When the labs came back, the results showed that my kidney function was impaired, a surprising result which, while possible with a kidney stone and with some degree of dehydration, was a bit worrisome.  Meanwhile, I was receiving intravenous fluids to counter any dehydration I may have had from my limited intake over the previous two days.  The nurse practitioner was asking my opinion for every decision often in an open ended manner.  What pain medications I wanted, what test I wanted done, how best to proceed were all asked at each step.  He was following a model of patient involvement and shared decision making: doing everything right.  The problem was that at that point I did not really want to be asked which pain medication I wanted or exactly what I wanted my diagnostic evaluation to be.  I just wanted the correct pain medication for my situation and the clinician’s expert judgment to assess and treat me.  While I am a true believer in shared decision making, that was not necessarily the right time to use it.  I was in pain, I was distended, and my bowels were functionally if not mechanically obstructed.  I was not necessarily thinking all that clearly.  The nurse practitioner was being respectful of my status as a physician which was the right thing to do….but possibly at the wrong time. 

With the lab results in hand, I was able to have my CT scan but without the contrast usually used to better delineate a stone.  In the face of renal impairment, contrast infusion can be dangerous.  The CT scan showed a small stone present, and also showed distention of my intestines consistent with an Ileus with no signs of obstruction or perforation.  With that result, all of the activity and interest in me as a patient came to an abrupt halt.  In the eyes of the nurse practitioner and the ER nurses, I was no longer a real emergency.  The door to my room was closed, I did not see much of my nurse practitioner and the alarms on the IV monitor, and the BP monitor seemed to go off regularly with impunity unless I pressed the button to call someone in.  All of this was consistent with the norms of emergency medicine.  The “true” emergency, mechanical bowel obstruction or perforation was “ruled out” in medical parlance so they saw their job as done.
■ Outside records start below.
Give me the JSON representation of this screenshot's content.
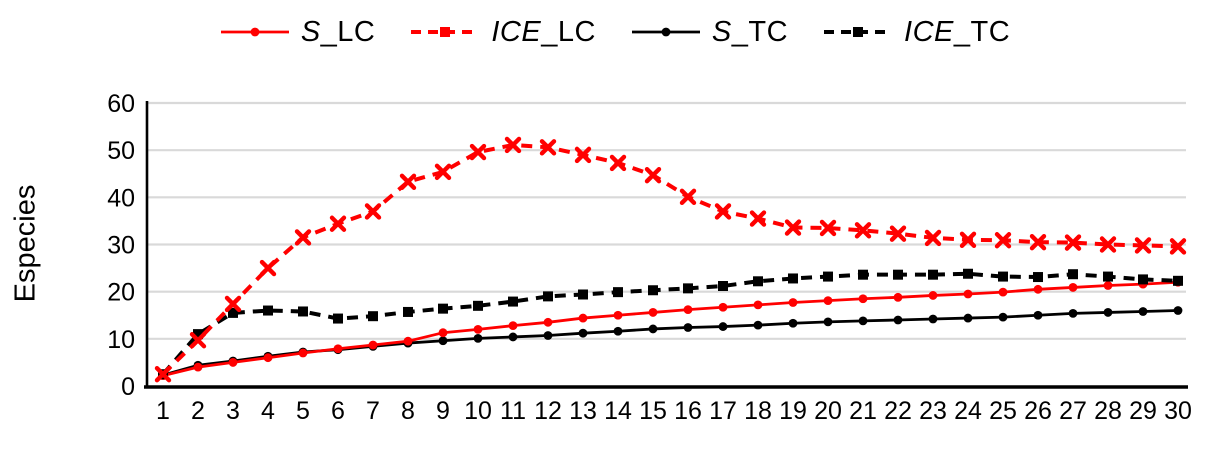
{
  "chart_data": {
    "type": "line",
    "title": "",
    "xlabel": "",
    "ylabel": "Especies",
    "ylim": [
      0,
      60
    ],
    "yticks": [
      0,
      10,
      20,
      30,
      40,
      50,
      60
    ],
    "x": [
      1,
      2,
      3,
      4,
      5,
      6,
      7,
      8,
      9,
      10,
      11,
      12,
      13,
      14,
      15,
      16,
      17,
      18,
      19,
      20,
      21,
      22,
      23,
      24,
      25,
      26,
      27,
      28,
      29,
      30
    ],
    "grid": true,
    "gridline_color": "#d9d9d9",
    "axis_color": "#000000",
    "background": "#ffffff",
    "legend_position": "top",
    "series": [
      {
        "name": "S_LC",
        "name_italic": "S",
        "name_suffix": "_LC",
        "color": "#ff0000",
        "line": "solid",
        "marker": "circle",
        "values": [
          2.2,
          4.0,
          5.0,
          6.0,
          7.0,
          7.9,
          8.7,
          9.5,
          11.3,
          12.0,
          12.8,
          13.5,
          14.4,
          15.0,
          15.6,
          16.2,
          16.7,
          17.2,
          17.7,
          18.1,
          18.5,
          18.8,
          19.2,
          19.5,
          19.9,
          20.5,
          20.9,
          21.3,
          21.6,
          22.0
        ]
      },
      {
        "name": "ICE_LC",
        "name_italic": "ICE",
        "name_suffix": "_LC",
        "color": "#ff0000",
        "line": "dashed",
        "marker": "x",
        "values": [
          2.5,
          9.7,
          17.4,
          25.0,
          31.5,
          34.4,
          37.0,
          43.3,
          45.4,
          49.6,
          51.1,
          50.6,
          49.0,
          47.3,
          44.7,
          40.1,
          37.0,
          35.5,
          33.6,
          33.5,
          33.0,
          32.3,
          31.4,
          31.0,
          30.9,
          30.5,
          30.4,
          30.0,
          29.8,
          29.6
        ]
      },
      {
        "name": "S_TC",
        "name_italic": "S",
        "name_suffix": "_TC",
        "color": "#000000",
        "line": "solid",
        "marker": "circle",
        "values": [
          2.3,
          4.4,
          5.3,
          6.3,
          7.2,
          7.7,
          8.4,
          9.1,
          9.6,
          10.1,
          10.4,
          10.7,
          11.2,
          11.6,
          12.1,
          12.4,
          12.6,
          12.9,
          13.3,
          13.6,
          13.8,
          14.0,
          14.2,
          14.4,
          14.6,
          15.0,
          15.4,
          15.6,
          15.8,
          16.0
        ]
      },
      {
        "name": "ICE_TC",
        "name_italic": "ICE",
        "name_suffix": "_TC",
        "color": "#000000",
        "line": "dashed",
        "marker": "square",
        "values": [
          2.5,
          11.0,
          15.5,
          16.0,
          15.8,
          14.3,
          14.8,
          15.7,
          16.4,
          17.0,
          17.9,
          19.0,
          19.4,
          19.9,
          20.3,
          20.7,
          21.2,
          22.2,
          22.8,
          23.2,
          23.6,
          23.6,
          23.6,
          23.8,
          23.2,
          23.1,
          23.7,
          23.2,
          22.6,
          22.3
        ]
      }
    ]
  }
}
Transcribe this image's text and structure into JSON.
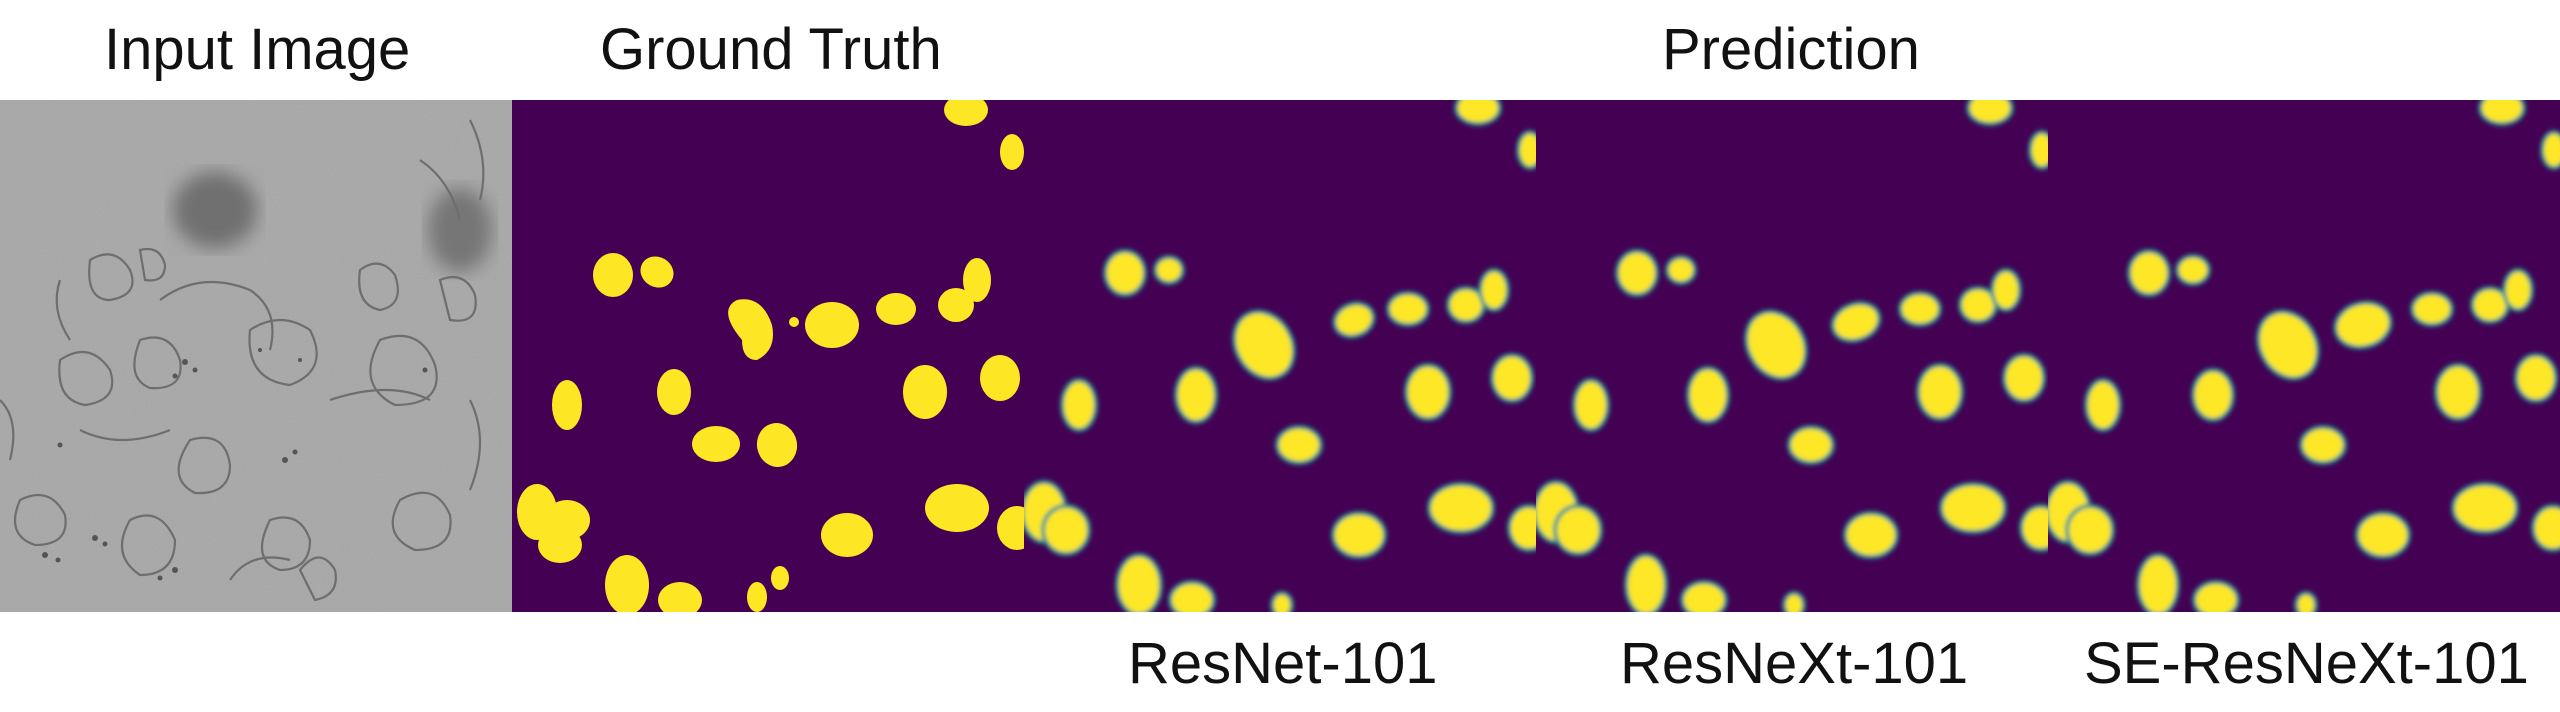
{
  "header": {
    "input_label": "Input Image",
    "gt_label": "Ground Truth",
    "pred_label": "Prediction"
  },
  "models": [
    "ResNet-101",
    "ResNeXt-101",
    "SE-ResNeXt-101"
  ],
  "colors": {
    "background": "#ffffff",
    "mask_background": "#440154",
    "mask_foreground": "#fde725",
    "edge": "#21918c",
    "input_gray": "#a6a6a6"
  }
}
However from my perspective, I was still suffering.  I still had the stone, was still in pain, still had severe abdominal distention and obstipation with Ileus and had known renal function impairment.  But all interest in me had stopped since, in the eyes of the staff, I was no longer an emergency.  They were doing everything right. 


I had received about 2 liters of fluid and wondered, with some presumed dehydration, whether I should receive another liter as eating and drinking was still difficult, but the staff at the ER would have none of it.  I did not have a “surgical abdomen” so they wanted me out of their emergency room.  I was discharged and I left.  Two days later, on Monday, I was able to see my personal physician and my urologist and received the medication and counsel I needed.

In the following two days, my pain, obstipation and distention continued as did my difficulty eating. After the third day of drinking as much water as my nausea would allow, my stone passed, my ileus and resultant obstipation cleared up, and I was back to work.  A CT scan two weeks later, and repeat lab data showed that the stone, the kidney impairment and the ileus were gone. 

There are those who would say that the care I received in the Emergency Room was perfect for the function they are charged with performing.  They gave me hydration, they diagnosed the problem, they “ruled out” a different problem that would have meant urgent intervention and they sent me on my way.  They paid strict attention to the medical facts and protocols.    

But I want more.  In an emergency situation and in an emergency room, while it is important to be in the moment, the truly great physician, or nurse practitioner should also think past the moment and see the situation through the eyes of the patient.  The ongoing uncertainty, fear and pain should be addressed even if addressing those concerns is a purely human and not medical science endeavor.  They must think and plan for the day after the ER visit and not only what happens within those four walls.  If all they do is everything right in the moment, they have become technicians and not the healers that our health professionals should be.